«В одной немецкой газете, – уверяет он, – я сам читал такую весьма занятную историю:
Готтентоты (по-немецки: „хоттентотэн“), как известно, ловят в пустынях кенгуру (по-немецки „бойтельратте“ – сумчатая крыса). Они обычно сажают их в клетки („коттэр“), снабженные решетчатыми крышками („латтенгиттер“) для защиты от непогоды („веттэр“).
Благодаря замечательным правилам немецкой грамматики всё это вместе – кенгуру и клетки – получает довольно удобное название:
„Латтенгиттерветтэркоттэрбёйтельраттэ“.
Однажды в тех местах, в городе Шраттертроттэле[107]
, был схвачен негодяй, убивший готтентотку, мать двоих детей.Такая женщина по-немецки должна быть названа „хоттентотэнмуттэр“, а ее убийца сейчас же получил в устах граждан имя „шраттертроттэльхоттентотэнмуттэраттэнтэтэр“, ибо убийца – по-немецки „аттэнтэтэр“.
Преступника поймали и за неимением других помещений посадили в одну из клеток для кенгуру, о которых выше было рассказано. Он бежал, но снова был изловлен. Счастливый своей удачей, негр-охотник быстро явился к старшине племени.
– Я поймал этого…
– Кенгуру? Какого? – сердито спросил потревоженный начальник.
– Как какого? Этого самого! Ляттэнгиттэрветтэркоттэрбёйтельраттэ.
– Яснее! Таких у нас много… Непонятно, чему ты так радуешься?
– Ах ты, несчастье какое! – возмутился негр, положил на землю лук и стрелы, набрал в грудь воздуха и выпалил:
– Я поймал шраттертроттэльхоттэнтоттэнмуттэраттэнтэтэрляттэнгиттерветтэркоттэрбёйтельраттэ! Вот кого!

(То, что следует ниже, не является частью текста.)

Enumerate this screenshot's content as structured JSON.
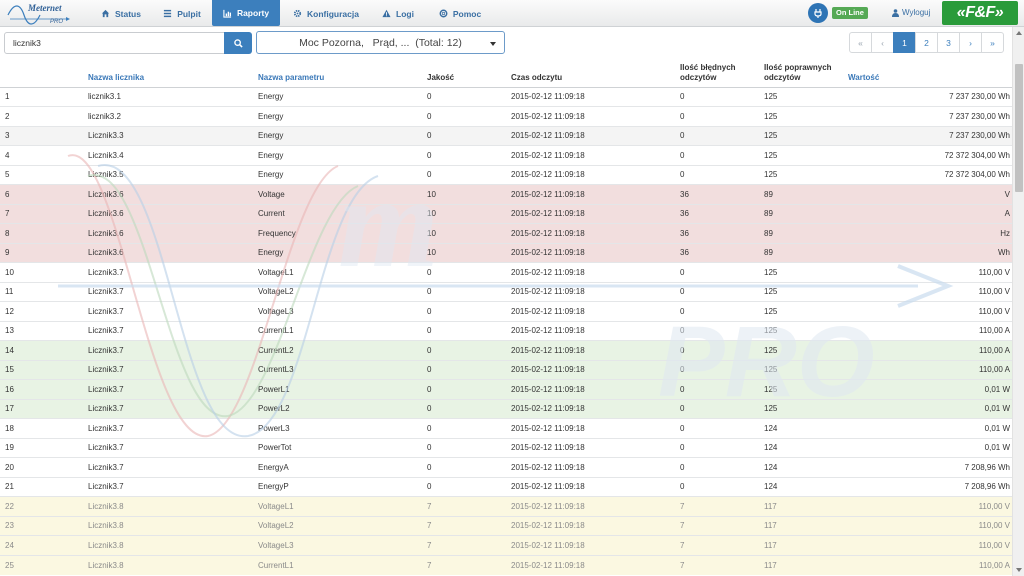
{
  "brand": {
    "logo_title": "Meternet",
    "logo_subtitle": "PRO",
    "partner_logo": "«F&F»"
  },
  "nav": {
    "tabs": [
      {
        "label": "Status",
        "icon": "home-icon"
      },
      {
        "label": "Pulpit",
        "icon": "list-icon"
      },
      {
        "label": "Raporty",
        "icon": "chart-icon",
        "active": true
      },
      {
        "label": "Konfiguracja",
        "icon": "gear-icon"
      },
      {
        "label": "Logi",
        "icon": "warning-icon"
      },
      {
        "label": "Pomoc",
        "icon": "lifebuoy-icon"
      }
    ],
    "status_badge": "On Line",
    "logout_label": "Wyloguj"
  },
  "toolbar": {
    "search_value": "licznik3",
    "param_select_value": "Moc Pozorna,   Prąd, ...  (Total: 12)"
  },
  "pagination": {
    "items": [
      "«",
      "‹",
      "1",
      "2",
      "3",
      "›",
      "»"
    ],
    "current": "1"
  },
  "table": {
    "headers": {
      "num": "",
      "meter": "Nazwa licznika",
      "param": "Nazwa parametru",
      "quality": "Jakość",
      "time": "Czas odczytu",
      "bad": "Ilość błędnych odczytów",
      "good": "Ilość poprawnych odczytów",
      "value": "Wartość"
    },
    "rows": [
      {
        "n": "1",
        "meter": "licznik3.1",
        "param": "Energy",
        "q": "0",
        "t": "2015-02-12 11:09:18",
        "bad": "0",
        "good": "125",
        "val": "7 237 230,00 Wh",
        "style": ""
      },
      {
        "n": "2",
        "meter": "licznik3.2",
        "param": "Energy",
        "q": "0",
        "t": "2015-02-12 11:09:18",
        "bad": "0",
        "good": "125",
        "val": "7 237 230,00 Wh",
        "style": ""
      },
      {
        "n": "3",
        "meter": "Licznik3.3",
        "param": "Energy",
        "q": "0",
        "t": "2015-02-12 11:09:18",
        "bad": "0",
        "good": "125",
        "val": "7 237 230,00 Wh",
        "style": "gray"
      },
      {
        "n": "4",
        "meter": "Licznik3.4",
        "param": "Energy",
        "q": "0",
        "t": "2015-02-12 11:09:18",
        "bad": "0",
        "good": "125",
        "val": "72 372 304,00 Wh",
        "style": ""
      },
      {
        "n": "5",
        "meter": "Licznik3.5",
        "param": "Energy",
        "q": "0",
        "t": "2015-02-12 11:09:18",
        "bad": "0",
        "good": "125",
        "val": "72 372 304,00 Wh",
        "style": ""
      },
      {
        "n": "6",
        "meter": "Licznik3.6",
        "param": "Voltage",
        "q": "10",
        "t": "2015-02-12 11:09:18",
        "bad": "36",
        "good": "89",
        "val": "V",
        "style": "red"
      },
      {
        "n": "7",
        "meter": "Licznik3.6",
        "param": "Current",
        "q": "10",
        "t": "2015-02-12 11:09:18",
        "bad": "36",
        "good": "89",
        "val": "A",
        "style": "red"
      },
      {
        "n": "8",
        "meter": "Licznik3.6",
        "param": "Frequency",
        "q": "10",
        "t": "2015-02-12 11:09:18",
        "bad": "36",
        "good": "89",
        "val": "Hz",
        "style": "red"
      },
      {
        "n": "9",
        "meter": "Licznik3.6",
        "param": "Energy",
        "q": "10",
        "t": "2015-02-12 11:09:18",
        "bad": "36",
        "good": "89",
        "val": "Wh",
        "style": "red"
      },
      {
        "n": "10",
        "meter": "Licznik3.7",
        "param": "VoltageL1",
        "q": "0",
        "t": "2015-02-12 11:09:18",
        "bad": "0",
        "good": "125",
        "val": "110,00 V",
        "style": ""
      },
      {
        "n": "11",
        "meter": "Licznik3.7",
        "param": "VoltageL2",
        "q": "0",
        "t": "2015-02-12 11:09:18",
        "bad": "0",
        "good": "125",
        "val": "110,00 V",
        "style": ""
      },
      {
        "n": "12",
        "meter": "Licznik3.7",
        "param": "VoltageL3",
        "q": "0",
        "t": "2015-02-12 11:09:18",
        "bad": "0",
        "good": "125",
        "val": "110,00 V",
        "style": ""
      },
      {
        "n": "13",
        "meter": "Licznik3.7",
        "param": "CurrentL1",
        "q": "0",
        "t": "2015-02-12 11:09:18",
        "bad": "0",
        "good": "125",
        "val": "110,00 A",
        "style": ""
      },
      {
        "n": "14",
        "meter": "Licznik3.7",
        "param": "CurrentL2",
        "q": "0",
        "t": "2015-02-12 11:09:18",
        "bad": "0",
        "good": "125",
        "val": "110,00 A",
        "style": "green"
      },
      {
        "n": "15",
        "meter": "Licznik3.7",
        "param": "CurrentL3",
        "q": "0",
        "t": "2015-02-12 11:09:18",
        "bad": "0",
        "good": "125",
        "val": "110,00 A",
        "style": "green"
      },
      {
        "n": "16",
        "meter": "Licznik3.7",
        "param": "PowerL1",
        "q": "0",
        "t": "2015-02-12 11:09:18",
        "bad": "0",
        "good": "125",
        "val": "0,01 W",
        "style": "green"
      },
      {
        "n": "17",
        "meter": "Licznik3.7",
        "param": "PowerL2",
        "q": "0",
        "t": "2015-02-12 11:09:18",
        "bad": "0",
        "good": "125",
        "val": "0,01 W",
        "style": "green"
      },
      {
        "n": "18",
        "meter": "Licznik3.7",
        "param": "PowerL3",
        "q": "0",
        "t": "2015-02-12 11:09:18",
        "bad": "0",
        "good": "124",
        "val": "0,01 W",
        "style": ""
      },
      {
        "n": "19",
        "meter": "Licznik3.7",
        "param": "PowerTot",
        "q": "0",
        "t": "2015-02-12 11:09:18",
        "bad": "0",
        "good": "124",
        "val": "0,01 W",
        "style": ""
      },
      {
        "n": "20",
        "meter": "Licznik3.7",
        "param": "EnergyA",
        "q": "0",
        "t": "2015-02-12 11:09:18",
        "bad": "0",
        "good": "124",
        "val": "7 208,96 Wh",
        "style": ""
      },
      {
        "n": "21",
        "meter": "Licznik3.7",
        "param": "EnergyP",
        "q": "0",
        "t": "2015-02-12 11:09:18",
        "bad": "0",
        "good": "124",
        "val": "7 208,96 Wh",
        "style": ""
      },
      {
        "n": "22",
        "meter": "Licznik3.8",
        "param": "VoltageL1",
        "q": "7",
        "t": "2015-02-12 11:09:18",
        "bad": "7",
        "good": "117",
        "val": "110,00 V",
        "style": "yellow dim"
      },
      {
        "n": "23",
        "meter": "Licznik3.8",
        "param": "VoltageL2",
        "q": "7",
        "t": "2015-02-12 11:09:18",
        "bad": "7",
        "good": "117",
        "val": "110,00 V",
        "style": "yellow dim"
      },
      {
        "n": "24",
        "meter": "Licznik3.8",
        "param": "VoltageL3",
        "q": "7",
        "t": "2015-02-12 11:09:18",
        "bad": "7",
        "good": "117",
        "val": "110,00 V",
        "style": "yellow dim"
      },
      {
        "n": "25",
        "meter": "Licznik3.8",
        "param": "CurrentL1",
        "q": "7",
        "t": "2015-02-12 11:09:18",
        "bad": "7",
        "good": "117",
        "val": "110,00 A",
        "style": "yellow dim"
      }
    ]
  },
  "colors": {
    "accent": "#3c7fbd",
    "online": "#55a955",
    "error_row": "#f2dede",
    "ok_row": "#e8f3e4",
    "warn_row": "#fbf8e1",
    "partner_green": "#2a9b3a"
  }
}
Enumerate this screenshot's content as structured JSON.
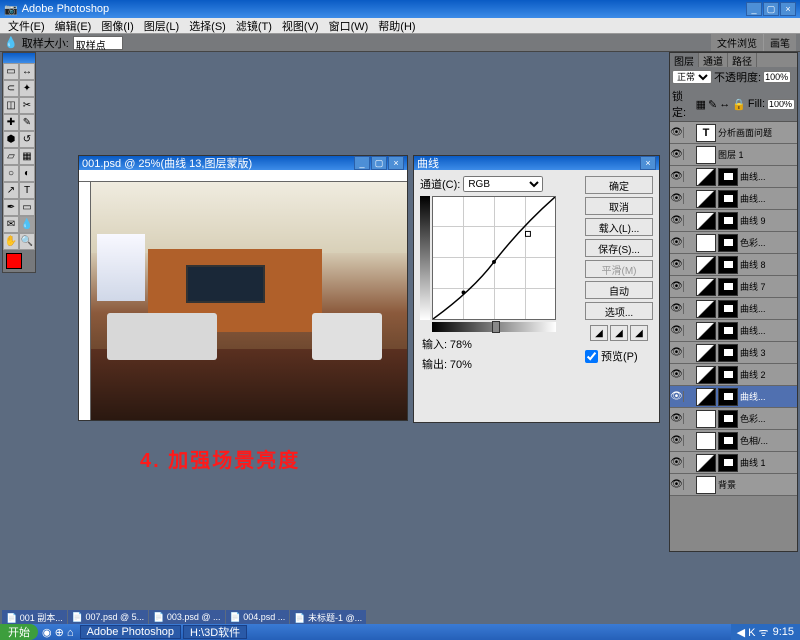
{
  "app": {
    "title": "Adobe Photoshop"
  },
  "menu": [
    "文件(E)",
    "编辑(E)",
    "图像(I)",
    "图层(L)",
    "选择(S)",
    "滤镜(T)",
    "视图(V)",
    "窗口(W)",
    "帮助(H)"
  ],
  "optbar": {
    "label": "取样大小:",
    "value": "取样点",
    "tabs": [
      "文件浏览",
      "画笔"
    ]
  },
  "doc": {
    "title": "001.psd @ 25%(曲线 13,图层蒙版)"
  },
  "caption": "4. 加强场景亮度",
  "curves": {
    "title": "曲线",
    "channel_label": "通道(C):",
    "channel": "RGB",
    "input_label": "输入:",
    "input_value": "78%",
    "output_label": "输出:",
    "output_value": "70%",
    "buttons": [
      "确定",
      "取消",
      "载入(L)...",
      "保存(S)...",
      "平滑(M)",
      "自动",
      "选项..."
    ],
    "preview": "预览(P)"
  },
  "chart_data": {
    "type": "line",
    "title": "Curves RGB",
    "xlabel": "Input",
    "ylabel": "Output",
    "xlim": [
      0,
      100
    ],
    "ylim": [
      0,
      100
    ],
    "series": [
      {
        "name": "RGB",
        "values": [
          [
            0,
            0
          ],
          [
            25,
            22
          ],
          [
            50,
            47
          ],
          [
            78,
            70
          ],
          [
            100,
            100
          ]
        ]
      }
    ]
  },
  "layers": {
    "tabs": [
      "图层",
      "通道",
      "路径"
    ],
    "blend": "正常",
    "opacity_label": "不透明度:",
    "opacity": "100%",
    "lock_label": "锁定:",
    "fill_label": "Fill:",
    "fill": "100%",
    "items": [
      {
        "name": "分析画面问题",
        "type": "text"
      },
      {
        "name": "图层 1",
        "type": "img"
      },
      {
        "name": "曲线...",
        "type": "curve"
      },
      {
        "name": "曲线...",
        "type": "curve"
      },
      {
        "name": "曲线 9",
        "type": "curve"
      },
      {
        "name": "色彩...",
        "type": "adj"
      },
      {
        "name": "曲线 8",
        "type": "curve"
      },
      {
        "name": "曲线 7",
        "type": "curve"
      },
      {
        "name": "曲线...",
        "type": "curve"
      },
      {
        "name": "曲线...",
        "type": "curve"
      },
      {
        "name": "曲线 3",
        "type": "curve"
      },
      {
        "name": "曲线 2",
        "type": "curve"
      },
      {
        "name": "曲线...",
        "type": "curve",
        "sel": true
      },
      {
        "name": "色彩...",
        "type": "adj"
      },
      {
        "name": "色相/...",
        "type": "adj"
      },
      {
        "name": "曲线 1",
        "type": "curve"
      },
      {
        "name": "背景",
        "type": "img"
      }
    ]
  },
  "wintabs": [
    "001 副本...",
    "007.psd @ 5...",
    "003.psd @ ...",
    "004.psd ...",
    "未标题-1 @..."
  ],
  "taskbar": {
    "start": "开始",
    "items": [
      "Adobe Photoshop",
      "H:\\3D软件"
    ],
    "time": "9:15"
  }
}
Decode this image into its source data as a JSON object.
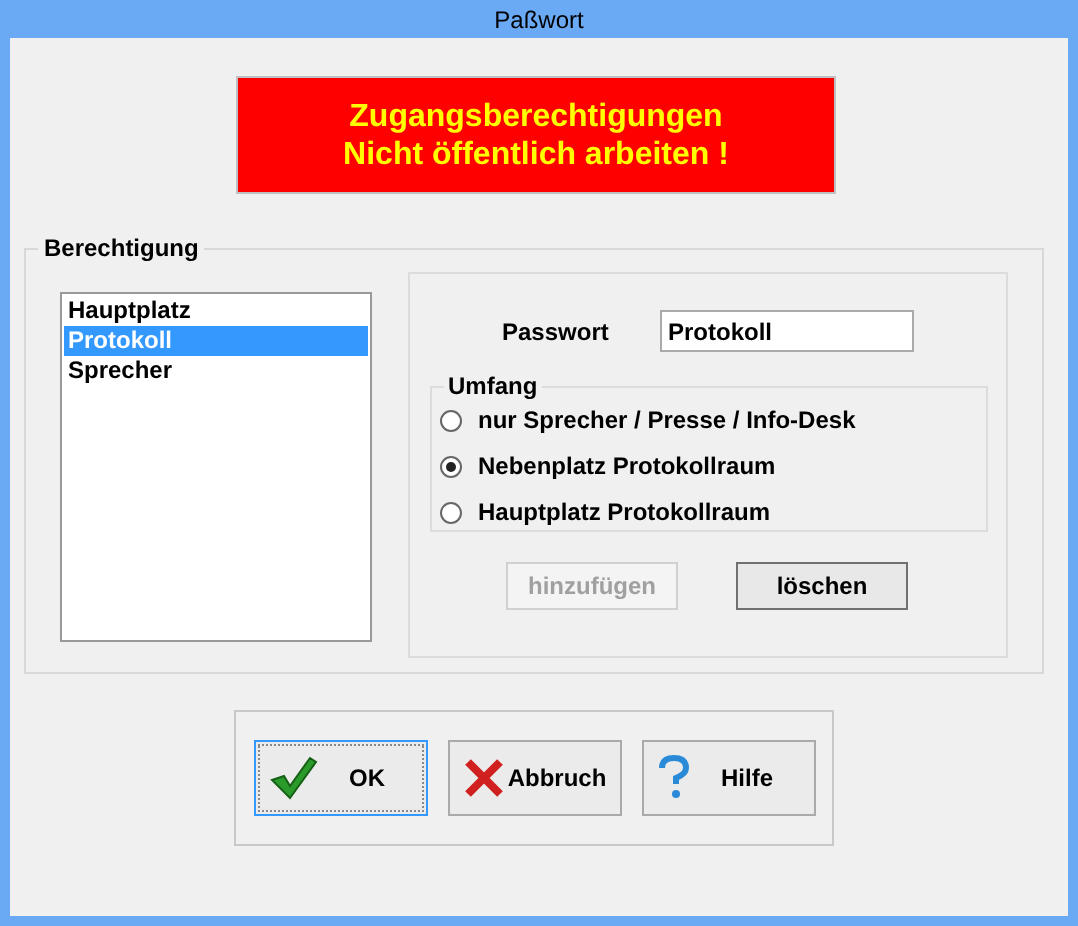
{
  "window": {
    "title": "Paßwort"
  },
  "banner": {
    "lines": [
      "Zugangsberechtigungen",
      "Nicht öffentlich arbeiten !"
    ]
  },
  "group": {
    "title": "Berechtigung"
  },
  "list": [
    {
      "label": "Hauptplatz",
      "selected": false
    },
    {
      "label": "Protokoll",
      "selected": true
    },
    {
      "label": "Sprecher",
      "selected": false
    }
  ],
  "password": {
    "label": "Passwort",
    "value": "Protokoll"
  },
  "scope": {
    "title": "Umfang",
    "options": [
      {
        "label": "nur Sprecher / Presse / Info-Desk",
        "selected": false
      },
      {
        "label": "Nebenplatz Protokollraum",
        "selected": true
      },
      {
        "label": "Hauptplatz Protokollraum",
        "selected": false
      }
    ]
  },
  "actions": [
    {
      "label": "hinzufügen",
      "disabled": true
    },
    {
      "label": "löschen",
      "disabled": false
    }
  ],
  "buttons": [
    {
      "label": "OK",
      "kind": "ok",
      "focused": true
    },
    {
      "label": "Abbruch",
      "kind": "cancel",
      "focused": false
    },
    {
      "label": "Hilfe",
      "kind": "help",
      "focused": false
    }
  ]
}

Тут начальник подскочил, точно подброшенный пружиной:
– Так что же ты мне сразу не сказал этого так
Автор «Тома Сойера» и «Гека Финна», можно думать, не слишком считался с немецкими словарями, когда писал свой смешной рассказ. Города «Шраттертроттэль» вы на картах мира не найдете. Неграм несвойственно болтать между собой по-немецки. Кенгуру отродясь не жили в Южной Африке. Наверняка выдумана и немецкая газета, и невежественная корреспонденция в ней, и само это слово, напоминающее скорее тяжеловесный железнодорожный состав, чем обычное существительное. Не выдумал Марк Твен одного – действительной способности немецкого языка нанизывать таким образом одно на другое обычные слова-корни, превращая их в длиннейшее сложное образование.
Способность эта свойственна не одному только немецкому языку. Ученые люди, пользуясь латинскими и греческими корнями для обозначения химических веществ, иной раз соединяют их в слова ничуть не короче марктвеновских. Тут это неудивительно; если интересующее химиков вещество состоит из доброго десятка составных элементов, то они и сочетают вместе десять их названий: кто им может помешать?
Тот, кто, по несчастью, болел малярией, принимал, вероятно, желтый горький порошок, называемый в аптеках акрихином. У него есть, однако, другое, более точное химическое наименование. Химики зовут его:
«Метоксихлордиэтиламинометилбутиламиноакридин».
Может быть, вы скажете, это не слово? Нет, это всё-таки слово, и слово русское. Его можно склонять (попробуйте!). Вы сразу же увидите, что это существительное, а не глагол. Вы не поверите, если я вам скажу, что его можно сочетать с прилагательным «желтая». «Нет, – возразите вы, – „желтый“! Это мужской род!» Значит, это слово!
Можно найти и прилагательные такой же почти длины:
«Метилциклогексентилметилбарбитуровая кислота».
«Тетраметилдиаминодифентиазониевый хлорид» и т. п.